By factoring $z^4-4z^2+3$ into two quadratic factors an using the triangle inequality, show that if $z$ lies on the circle $|z|=2$ ($z$ is a complex number) then
$$\left|\frac{1}{z^4-4z^2+3}\right| \leq 1/3$$
Approach: I am still trying to figure out how to factor the given polynomial into two factors. Maybe we don't have to and we have to use the fact that $|z^4-4z^2+3| \leq |z^4+4z^2+3|$
I don't know to be honest.
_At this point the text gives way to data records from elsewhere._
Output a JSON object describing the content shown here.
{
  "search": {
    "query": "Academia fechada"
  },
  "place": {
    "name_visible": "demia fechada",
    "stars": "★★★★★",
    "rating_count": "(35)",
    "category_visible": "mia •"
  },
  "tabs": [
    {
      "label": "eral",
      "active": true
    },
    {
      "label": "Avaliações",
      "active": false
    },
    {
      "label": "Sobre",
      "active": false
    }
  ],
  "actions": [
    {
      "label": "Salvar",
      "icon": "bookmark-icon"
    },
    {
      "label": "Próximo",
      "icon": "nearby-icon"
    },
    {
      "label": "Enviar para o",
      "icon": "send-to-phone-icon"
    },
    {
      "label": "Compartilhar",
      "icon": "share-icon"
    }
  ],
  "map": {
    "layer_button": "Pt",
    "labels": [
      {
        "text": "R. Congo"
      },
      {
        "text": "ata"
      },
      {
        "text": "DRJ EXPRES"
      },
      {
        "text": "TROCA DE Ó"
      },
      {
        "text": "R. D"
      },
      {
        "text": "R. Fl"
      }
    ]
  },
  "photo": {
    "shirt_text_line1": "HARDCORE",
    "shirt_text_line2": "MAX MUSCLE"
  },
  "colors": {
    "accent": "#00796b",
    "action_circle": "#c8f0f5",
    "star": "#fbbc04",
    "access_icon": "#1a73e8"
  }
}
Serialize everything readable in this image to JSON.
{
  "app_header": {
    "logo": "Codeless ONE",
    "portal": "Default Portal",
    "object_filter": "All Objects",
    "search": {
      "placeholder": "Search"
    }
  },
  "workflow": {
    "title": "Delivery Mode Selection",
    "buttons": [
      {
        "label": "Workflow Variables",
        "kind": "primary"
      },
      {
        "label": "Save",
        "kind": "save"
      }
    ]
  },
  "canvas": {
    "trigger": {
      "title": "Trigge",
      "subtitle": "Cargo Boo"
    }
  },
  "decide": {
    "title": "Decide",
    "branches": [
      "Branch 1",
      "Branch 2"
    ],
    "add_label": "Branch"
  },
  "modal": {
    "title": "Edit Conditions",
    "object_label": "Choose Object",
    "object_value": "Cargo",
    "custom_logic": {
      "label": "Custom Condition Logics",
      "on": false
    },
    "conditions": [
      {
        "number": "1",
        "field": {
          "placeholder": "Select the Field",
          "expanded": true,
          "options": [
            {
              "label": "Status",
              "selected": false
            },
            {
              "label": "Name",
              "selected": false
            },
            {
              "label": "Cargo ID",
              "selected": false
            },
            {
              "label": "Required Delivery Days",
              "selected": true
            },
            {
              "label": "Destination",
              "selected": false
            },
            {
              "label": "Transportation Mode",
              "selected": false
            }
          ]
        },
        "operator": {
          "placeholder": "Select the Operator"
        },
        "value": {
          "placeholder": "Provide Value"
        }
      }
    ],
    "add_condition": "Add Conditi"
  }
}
How can I approach this?
On
Factor the polynomial as: $(z^2-3)(z^2-1)$. You can think of it as factoring the polynomial $x^2-4x+3$ and taking $x = z^2$. Then you can do:
$$\left|\frac{1}{(z^2-3)(z^2-1)}\right| = \frac{1}{|z^2-3||z^2-1|} \leq \frac{1}{||z^2|-3|||z^2|-1||} \leq $$
$$\frac{1}{(||z|^2-3|)(||z|^2-1|)} \leq \frac{1}{(4-3)(4-1)} = \frac{1}{3}$$
$$ z^4 - 4z^2 + 3 = (z^2 - 3)(z^2 - 1). $$ $$ \lvert z^4 - 4z^2 + 3 \rvert = \lvert z^2 - 3 \rvert \lvert z^2 - 1 \rvert \ge (\lvert z^2 \rvert - 3)(\lvert z^2 \rvert - 1) = ({\lvert z \rvert}^2 - 3)({\lvert z \rvert}^2 - 1) = (4-3)(4-1) = 3 $$ which proves the result after rearranging.